Officials said that the Bootleg Fire had destroyed an area of Rhode Island half its size and was now 40% surrounded. It had also burned some 70 homes, mostly cabins.
Minimum of 2,000 homes were evacuated during the fire, and another 5,000 were at risk.
According to fire officials, the fire's eastern edge continued to move towards Summer Lake. It jumped fire lines on Thursday. This prompted a local evacuation order to allow some parts of Lake County to be evacuated to "go now!"
Winds of up to 10 miles an hour (16 km per hour) could blow the timber into flames, but not at the speed seen last week when the wind-driven fire grew exponentially. Angela Goldman, fire information officer, said.
The fire was ignited by lightning and grew to over 4 miles (6 km) per day due to strong winds and dry conditions.
There was good news on the lower portion of the 624-square-mile (1,616-square-kilometer) blaze. Crews had secured containment lines, and crews on the lower southeastern corner were able gain a significant foothold. This allowed them to reduce nighttime patrols from what was a 24-hour run-and gun fight, Sarah Gracey, fire information officer, said.
She said, "That's a big step for us." It's difficult to work in pitch-black forests in the middle of the nights.
She said crews will be able rest and participate in dayside attacks.
Gracey stated that "we have received day after day red flag warnings (of severe fire danger)" and that there is no red flag warning today. High temperatures and low humidity remained a concern.

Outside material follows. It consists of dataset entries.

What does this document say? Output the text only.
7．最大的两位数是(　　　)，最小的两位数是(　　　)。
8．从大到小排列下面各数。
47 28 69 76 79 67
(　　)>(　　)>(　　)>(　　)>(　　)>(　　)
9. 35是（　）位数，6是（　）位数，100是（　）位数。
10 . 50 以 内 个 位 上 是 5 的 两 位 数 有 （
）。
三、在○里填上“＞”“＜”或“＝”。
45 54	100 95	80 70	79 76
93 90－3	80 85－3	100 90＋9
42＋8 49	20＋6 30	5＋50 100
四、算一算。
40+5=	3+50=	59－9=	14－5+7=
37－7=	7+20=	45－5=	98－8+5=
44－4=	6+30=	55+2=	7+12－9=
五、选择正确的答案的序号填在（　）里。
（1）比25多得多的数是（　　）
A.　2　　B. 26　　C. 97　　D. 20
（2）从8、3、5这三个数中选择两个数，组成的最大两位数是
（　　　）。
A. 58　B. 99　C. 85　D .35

Gracey stated that the fire had also burned to an area previously blazed, which created gaps in the fuel, and reduced the spread of flames through timber, grass, and shrub.
California's Tamarack Fire, which erupted south of Lake Tahoe, had destroyed more than 78 miles (202 km) of timber and chaparral in the national forest. It was one of almost two dozen lightning strikes-sparked blazes that erupted on July 4.
Alpine County's fire has already destroyed at least 10 buildings. Officials expect firefighters to engage in active or extreme behavior due to Friday's afternoon winds and temperatures of up to 90 degrees Fahrenheit (32 Celsius)
A new spot fire was ignited by embers of flames Thursday afternoon. It jumped north from Topaz Lake, California-Nevada Line. This prompted a new evacuation order for Topaz Lake Estates as well as the surrounding areas.
The fire was located less than one mile from Douglas County's estates, which are home to approximately 1,200 residents.
"Firefighters on ground and in the air continue to fight the growing spot under extremely difficult weather conditions and fuel condition," Humboldt-Toiyabe National Forest stated in an update.
The new blaze had already burned almost 4 square miles (10 km2).
As the Dixie Fire continued its explosive eastward growth, new mandatory evacuation orders were issued in Plumas County west from the Nevada border.
Shannon Prather, incident commander, stated Thursday evening, "This fire outpaces us at moments."
Officials said that the fire had destroyed nearly 177 miles (458 kilometers) of land, destroyed eight buildings and threatened more than 1,500 others.
Wildfires are more difficult to combat due to extreme dryness and recent heat waves linked to climate change. The West has become warmer and dryer over the past 30 years due to climate change. Wildfires will be more common and more destructive in the future.